Hundreds of artists, arts writers, and academics are voicing their outrage in the wake of the last-minute cancellation of a planned lecture by Walaa Alqaisiya based on her forthcoming book, The Politics and Aesthetics of Decolonial Queering in Palestine. The lecture was to be part of the Spring Curatorial Program 2022: Art Geographies, a series organized by the Academy of Fine Arts Vienna and Verein K, and had been scheduled to take place May 30 at Mumok Kino, the theater belonging to the Museum Moderner Kunst Stiftung Wien, Vienna (Mumok). Alqaisiya, a Marie Curie Fellow whose work is sponsored by the European Commission, told colleagues and fellow participants in Art Geographies that she received a call on May 26 from the organizer letting her know that her lecture, which promised a “critical, decolonial, and feminist” approach, had been canceled following complaints from pro-Israel groups, including the Austrian Union of Jewish Students and Keshet Austria, who charged that Alqaisiya’s work was anti-Semitic. Alqaisiya noted that she was later invited to “come and engage students on academic freedom at the same institution that has canceled my lecture.”
Quick to denounce the cancellation was the program’s curator, Jelena Petrović, who in a joint letter with the leaders of co-organizer Verein K pointed to Alqaisiya’s credentials as a researcher at New York’s Columbia University and Cà Foscari University of Venice, and to her work as a teaching fellow in the fields of gender, peace, and security and at the London School of Economics, casting her speaking and writing as grounded in meticulous research.
“The program does not express, support or imply any anti-Semitic attitudes,” wrote Petrović. “On the contrary, it deals with complex and difficult issues in the context of exhausted geographies through artistic, theoretical and research practices, searching for possibilities of planetary sustainable and politically responsible coexistence in conditions of the permanent geopolitical peace, trying to reflect the diversity of positions on the topic.”

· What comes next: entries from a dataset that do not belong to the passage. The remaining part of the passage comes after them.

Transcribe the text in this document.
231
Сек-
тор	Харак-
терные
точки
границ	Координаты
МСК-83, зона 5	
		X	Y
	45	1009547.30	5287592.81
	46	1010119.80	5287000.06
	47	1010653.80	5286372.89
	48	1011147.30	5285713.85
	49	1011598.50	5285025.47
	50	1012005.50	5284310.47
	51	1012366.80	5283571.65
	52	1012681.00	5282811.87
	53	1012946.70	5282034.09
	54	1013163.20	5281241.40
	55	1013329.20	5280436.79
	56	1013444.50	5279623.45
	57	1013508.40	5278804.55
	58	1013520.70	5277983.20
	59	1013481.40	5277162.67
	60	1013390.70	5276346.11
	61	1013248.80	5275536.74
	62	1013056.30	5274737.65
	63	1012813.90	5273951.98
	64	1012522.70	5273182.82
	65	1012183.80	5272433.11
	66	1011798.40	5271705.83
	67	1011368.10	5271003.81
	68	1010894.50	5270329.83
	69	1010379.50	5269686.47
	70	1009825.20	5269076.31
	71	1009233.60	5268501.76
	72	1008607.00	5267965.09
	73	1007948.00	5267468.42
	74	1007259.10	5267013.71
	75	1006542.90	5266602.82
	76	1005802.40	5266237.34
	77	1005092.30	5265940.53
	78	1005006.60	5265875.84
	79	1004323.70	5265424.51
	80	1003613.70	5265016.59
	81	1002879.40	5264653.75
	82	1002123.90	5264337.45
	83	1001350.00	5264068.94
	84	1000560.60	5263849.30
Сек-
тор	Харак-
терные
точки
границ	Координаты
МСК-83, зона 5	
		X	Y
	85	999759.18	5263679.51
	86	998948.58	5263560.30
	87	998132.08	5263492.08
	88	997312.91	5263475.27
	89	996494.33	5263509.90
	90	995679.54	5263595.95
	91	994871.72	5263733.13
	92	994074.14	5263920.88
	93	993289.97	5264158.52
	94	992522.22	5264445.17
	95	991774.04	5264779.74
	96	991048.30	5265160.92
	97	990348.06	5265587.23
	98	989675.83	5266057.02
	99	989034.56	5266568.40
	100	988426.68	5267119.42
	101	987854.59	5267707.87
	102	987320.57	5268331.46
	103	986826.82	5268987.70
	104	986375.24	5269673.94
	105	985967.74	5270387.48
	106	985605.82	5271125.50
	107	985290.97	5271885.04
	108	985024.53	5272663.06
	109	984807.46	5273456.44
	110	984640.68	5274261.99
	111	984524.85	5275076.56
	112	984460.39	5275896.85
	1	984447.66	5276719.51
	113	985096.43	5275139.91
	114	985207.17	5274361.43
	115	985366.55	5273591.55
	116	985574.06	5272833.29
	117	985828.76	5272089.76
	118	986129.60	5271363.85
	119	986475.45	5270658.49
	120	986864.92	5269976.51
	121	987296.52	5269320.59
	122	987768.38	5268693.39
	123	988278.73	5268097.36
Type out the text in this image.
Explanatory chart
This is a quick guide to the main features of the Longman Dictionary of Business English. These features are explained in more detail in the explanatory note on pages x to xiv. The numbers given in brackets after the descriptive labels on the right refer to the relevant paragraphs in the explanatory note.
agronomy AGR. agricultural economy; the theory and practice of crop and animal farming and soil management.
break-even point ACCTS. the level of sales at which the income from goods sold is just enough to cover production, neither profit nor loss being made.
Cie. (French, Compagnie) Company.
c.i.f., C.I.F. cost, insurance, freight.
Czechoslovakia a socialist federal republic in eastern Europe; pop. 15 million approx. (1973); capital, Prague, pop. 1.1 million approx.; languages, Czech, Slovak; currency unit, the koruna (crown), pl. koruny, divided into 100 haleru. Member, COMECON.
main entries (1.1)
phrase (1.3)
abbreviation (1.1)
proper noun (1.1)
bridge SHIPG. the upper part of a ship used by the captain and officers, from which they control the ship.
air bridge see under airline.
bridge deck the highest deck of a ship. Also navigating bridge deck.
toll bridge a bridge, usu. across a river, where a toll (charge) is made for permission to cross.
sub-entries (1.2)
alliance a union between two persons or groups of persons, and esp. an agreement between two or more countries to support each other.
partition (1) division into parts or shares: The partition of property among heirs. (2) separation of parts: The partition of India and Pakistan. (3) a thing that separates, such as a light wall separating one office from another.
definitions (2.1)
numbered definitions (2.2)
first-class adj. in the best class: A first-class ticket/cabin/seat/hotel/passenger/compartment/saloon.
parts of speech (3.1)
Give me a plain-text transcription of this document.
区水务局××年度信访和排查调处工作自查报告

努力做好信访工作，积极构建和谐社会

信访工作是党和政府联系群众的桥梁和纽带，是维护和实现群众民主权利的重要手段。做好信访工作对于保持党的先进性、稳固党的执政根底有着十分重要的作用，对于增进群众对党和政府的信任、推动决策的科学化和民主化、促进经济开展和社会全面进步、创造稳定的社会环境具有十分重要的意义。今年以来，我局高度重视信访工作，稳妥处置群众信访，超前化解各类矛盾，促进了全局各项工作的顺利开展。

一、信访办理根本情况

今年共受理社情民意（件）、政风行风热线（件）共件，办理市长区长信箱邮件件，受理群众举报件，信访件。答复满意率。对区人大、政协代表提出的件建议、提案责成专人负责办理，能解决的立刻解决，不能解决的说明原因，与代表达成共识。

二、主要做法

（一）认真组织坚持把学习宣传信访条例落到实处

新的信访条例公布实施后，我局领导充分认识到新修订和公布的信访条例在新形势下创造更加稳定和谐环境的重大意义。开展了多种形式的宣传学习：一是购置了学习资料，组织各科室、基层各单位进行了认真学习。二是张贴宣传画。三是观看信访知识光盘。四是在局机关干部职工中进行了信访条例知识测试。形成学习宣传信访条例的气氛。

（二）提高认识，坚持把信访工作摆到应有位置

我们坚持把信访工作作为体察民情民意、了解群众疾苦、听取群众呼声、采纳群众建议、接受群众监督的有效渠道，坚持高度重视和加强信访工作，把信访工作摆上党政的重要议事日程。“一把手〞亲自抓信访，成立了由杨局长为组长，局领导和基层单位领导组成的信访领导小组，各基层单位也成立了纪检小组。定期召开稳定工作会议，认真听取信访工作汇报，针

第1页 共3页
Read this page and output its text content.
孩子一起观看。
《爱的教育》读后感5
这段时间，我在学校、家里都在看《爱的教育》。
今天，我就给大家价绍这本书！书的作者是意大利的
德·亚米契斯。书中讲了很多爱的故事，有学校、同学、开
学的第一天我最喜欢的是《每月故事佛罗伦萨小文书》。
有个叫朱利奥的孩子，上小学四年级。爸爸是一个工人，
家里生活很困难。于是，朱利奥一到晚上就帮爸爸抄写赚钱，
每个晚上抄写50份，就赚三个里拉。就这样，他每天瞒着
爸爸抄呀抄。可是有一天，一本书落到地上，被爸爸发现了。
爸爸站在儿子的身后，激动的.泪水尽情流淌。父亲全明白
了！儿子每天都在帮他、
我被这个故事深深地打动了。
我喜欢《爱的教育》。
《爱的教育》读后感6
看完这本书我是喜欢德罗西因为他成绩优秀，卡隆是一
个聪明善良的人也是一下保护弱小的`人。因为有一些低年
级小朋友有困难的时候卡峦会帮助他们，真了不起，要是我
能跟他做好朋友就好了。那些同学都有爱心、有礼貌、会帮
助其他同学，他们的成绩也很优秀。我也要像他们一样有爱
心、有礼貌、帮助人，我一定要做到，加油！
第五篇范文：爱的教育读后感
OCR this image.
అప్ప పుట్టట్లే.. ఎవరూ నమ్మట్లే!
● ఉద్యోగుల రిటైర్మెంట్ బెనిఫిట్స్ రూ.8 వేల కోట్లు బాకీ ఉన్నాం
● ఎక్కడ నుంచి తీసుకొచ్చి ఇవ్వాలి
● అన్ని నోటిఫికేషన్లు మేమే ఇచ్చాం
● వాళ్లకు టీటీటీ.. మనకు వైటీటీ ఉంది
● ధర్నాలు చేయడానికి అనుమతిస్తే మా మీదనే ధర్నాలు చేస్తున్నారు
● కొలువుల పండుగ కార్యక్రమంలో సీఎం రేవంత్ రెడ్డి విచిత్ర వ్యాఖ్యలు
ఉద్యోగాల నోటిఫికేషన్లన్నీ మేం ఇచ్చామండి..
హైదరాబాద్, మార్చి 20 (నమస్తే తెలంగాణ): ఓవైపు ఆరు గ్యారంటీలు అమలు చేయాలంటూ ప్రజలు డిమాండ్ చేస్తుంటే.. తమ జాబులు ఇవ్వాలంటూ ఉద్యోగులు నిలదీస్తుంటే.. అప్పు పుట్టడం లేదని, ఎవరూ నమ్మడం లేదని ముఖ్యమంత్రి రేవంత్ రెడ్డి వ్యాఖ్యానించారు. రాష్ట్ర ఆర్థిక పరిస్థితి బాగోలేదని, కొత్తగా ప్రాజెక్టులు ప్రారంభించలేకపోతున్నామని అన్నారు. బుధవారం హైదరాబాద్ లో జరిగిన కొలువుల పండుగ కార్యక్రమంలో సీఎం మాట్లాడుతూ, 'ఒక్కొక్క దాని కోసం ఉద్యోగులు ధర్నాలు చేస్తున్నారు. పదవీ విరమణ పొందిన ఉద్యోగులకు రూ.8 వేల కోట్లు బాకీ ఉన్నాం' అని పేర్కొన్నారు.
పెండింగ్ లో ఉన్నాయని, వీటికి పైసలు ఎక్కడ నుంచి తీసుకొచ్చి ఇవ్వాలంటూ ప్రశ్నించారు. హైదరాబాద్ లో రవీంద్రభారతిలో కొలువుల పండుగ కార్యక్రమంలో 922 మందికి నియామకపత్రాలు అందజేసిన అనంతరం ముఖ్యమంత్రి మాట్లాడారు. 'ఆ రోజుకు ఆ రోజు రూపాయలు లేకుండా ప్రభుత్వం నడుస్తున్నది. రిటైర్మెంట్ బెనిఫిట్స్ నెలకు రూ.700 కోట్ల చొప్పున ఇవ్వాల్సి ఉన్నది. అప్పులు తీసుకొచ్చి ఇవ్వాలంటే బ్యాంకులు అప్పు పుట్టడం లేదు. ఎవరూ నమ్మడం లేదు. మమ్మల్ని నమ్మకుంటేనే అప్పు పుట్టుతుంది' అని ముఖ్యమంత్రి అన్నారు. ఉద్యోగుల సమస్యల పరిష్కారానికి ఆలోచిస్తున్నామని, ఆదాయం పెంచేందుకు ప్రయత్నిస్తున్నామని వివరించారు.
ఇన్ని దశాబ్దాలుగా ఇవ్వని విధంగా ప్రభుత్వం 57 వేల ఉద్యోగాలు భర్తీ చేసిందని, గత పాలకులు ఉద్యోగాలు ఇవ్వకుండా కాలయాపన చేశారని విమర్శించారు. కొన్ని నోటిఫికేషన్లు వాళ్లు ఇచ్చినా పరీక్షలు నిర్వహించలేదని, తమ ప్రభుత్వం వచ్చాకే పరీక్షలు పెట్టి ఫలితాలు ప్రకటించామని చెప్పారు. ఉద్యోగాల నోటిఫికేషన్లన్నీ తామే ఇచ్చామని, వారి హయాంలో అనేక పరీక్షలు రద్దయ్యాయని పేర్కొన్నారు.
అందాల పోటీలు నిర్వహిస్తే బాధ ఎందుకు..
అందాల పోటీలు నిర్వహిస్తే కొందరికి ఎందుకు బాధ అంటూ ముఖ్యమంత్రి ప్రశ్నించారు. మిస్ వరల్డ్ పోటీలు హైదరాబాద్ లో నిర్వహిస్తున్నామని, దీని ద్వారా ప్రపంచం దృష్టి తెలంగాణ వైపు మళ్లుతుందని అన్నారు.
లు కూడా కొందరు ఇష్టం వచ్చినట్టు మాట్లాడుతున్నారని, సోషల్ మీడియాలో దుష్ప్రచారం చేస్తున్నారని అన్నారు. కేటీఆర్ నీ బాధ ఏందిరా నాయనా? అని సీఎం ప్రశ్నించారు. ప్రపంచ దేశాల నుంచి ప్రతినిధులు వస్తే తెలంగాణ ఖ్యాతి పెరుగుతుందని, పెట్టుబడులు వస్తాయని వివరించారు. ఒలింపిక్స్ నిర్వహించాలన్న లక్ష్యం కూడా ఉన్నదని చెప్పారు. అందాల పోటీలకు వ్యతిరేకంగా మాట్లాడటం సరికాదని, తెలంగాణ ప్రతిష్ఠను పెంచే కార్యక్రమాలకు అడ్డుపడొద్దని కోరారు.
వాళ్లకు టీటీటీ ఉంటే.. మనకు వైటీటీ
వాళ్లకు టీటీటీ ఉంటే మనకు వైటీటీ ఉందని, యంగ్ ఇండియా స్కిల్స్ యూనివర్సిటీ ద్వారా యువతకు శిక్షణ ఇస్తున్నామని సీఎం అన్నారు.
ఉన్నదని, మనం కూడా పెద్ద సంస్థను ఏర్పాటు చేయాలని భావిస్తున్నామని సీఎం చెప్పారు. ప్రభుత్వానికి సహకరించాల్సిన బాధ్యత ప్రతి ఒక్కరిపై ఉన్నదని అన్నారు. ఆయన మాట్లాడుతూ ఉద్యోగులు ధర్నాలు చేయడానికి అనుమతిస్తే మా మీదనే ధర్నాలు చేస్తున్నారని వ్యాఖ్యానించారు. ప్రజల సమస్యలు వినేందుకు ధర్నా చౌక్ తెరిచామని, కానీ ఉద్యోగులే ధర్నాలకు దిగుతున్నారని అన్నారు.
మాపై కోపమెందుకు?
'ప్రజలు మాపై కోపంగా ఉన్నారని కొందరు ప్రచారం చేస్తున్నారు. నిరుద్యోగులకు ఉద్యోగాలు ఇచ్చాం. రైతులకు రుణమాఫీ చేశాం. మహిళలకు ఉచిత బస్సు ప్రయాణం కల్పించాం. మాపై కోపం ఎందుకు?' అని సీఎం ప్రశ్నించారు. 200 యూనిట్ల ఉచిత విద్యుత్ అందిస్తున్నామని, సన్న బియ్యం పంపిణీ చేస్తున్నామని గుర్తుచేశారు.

Petrović and her colleagues went on to reject allegations of anti-Semitism, which they posited as “an attempt to discredit the lecture and censor its content.” They additionally contended that “the Spring Curatorial Program distances itself from antisemitism, censorship as well as from any manipulative political misinterpretations that instrumentalize difficult and complex topics, making it impossible to discuss them.”
Johan Hartle, the rector of the Academy of Fine Art Vienna, issued a statement defending the cancellation, contending that “the text announcing the lecture contains de-differentiations and essentialist exaggerations in relation to Zionism, which were perceived by numerous members of the academy as untenable assertions and an affront; in particular the Austrian Union of Jewish Students understandably pointed out this transgression of boundaries. Among other things, the announcement text speaks sweepingly of ‘Zionist(s) structure with the aim of eliminating the indigenous population,’ and thus constructs Zionism generally as an enemyimage, so that a discursive and open debate would hardly be possible anymore.” Hartle offered to host the lecture at the academy as planned, provided it was accompanied by a discussion on “discursive border crossings.”
Shortly thereafter, on May 30, Verein K pulled its entire Spring Curatorial Program from the premises of Academy Fine Arts Vienna and Mumok Kino. Mumok did not immediately respond to a request for comment.
The cancellation comes as Indonesian curatorial collective ruangrupa also finds itself facing unsubstantiated charges of anti-Semitism owing to its inclusion of its inclusion of artists and collectives who signed, alongside a number of Jewish signatories, an open letter arguing that the German Parliament’s 2019 BDS Resolution, which casts the Boycott, Divestment, Sanctions campaign against Israel as anti-Semitic, “is a threat to artistic freedom and freedom of speech. A series of talks meant to address the allegations were canceled, with German news website DW reporting that the rescission came on the heels of a letter sent by Josef Schuster, president of the Central Council of Jews in Germany, to Claudia Roth, Germany’s state minister for culture and media, who had originally greenlighted the talks. Weeks later, the racist vandalism of a Documenta art space occurred, causing more than 130 participating Documenta artists to come to the curators’ defense.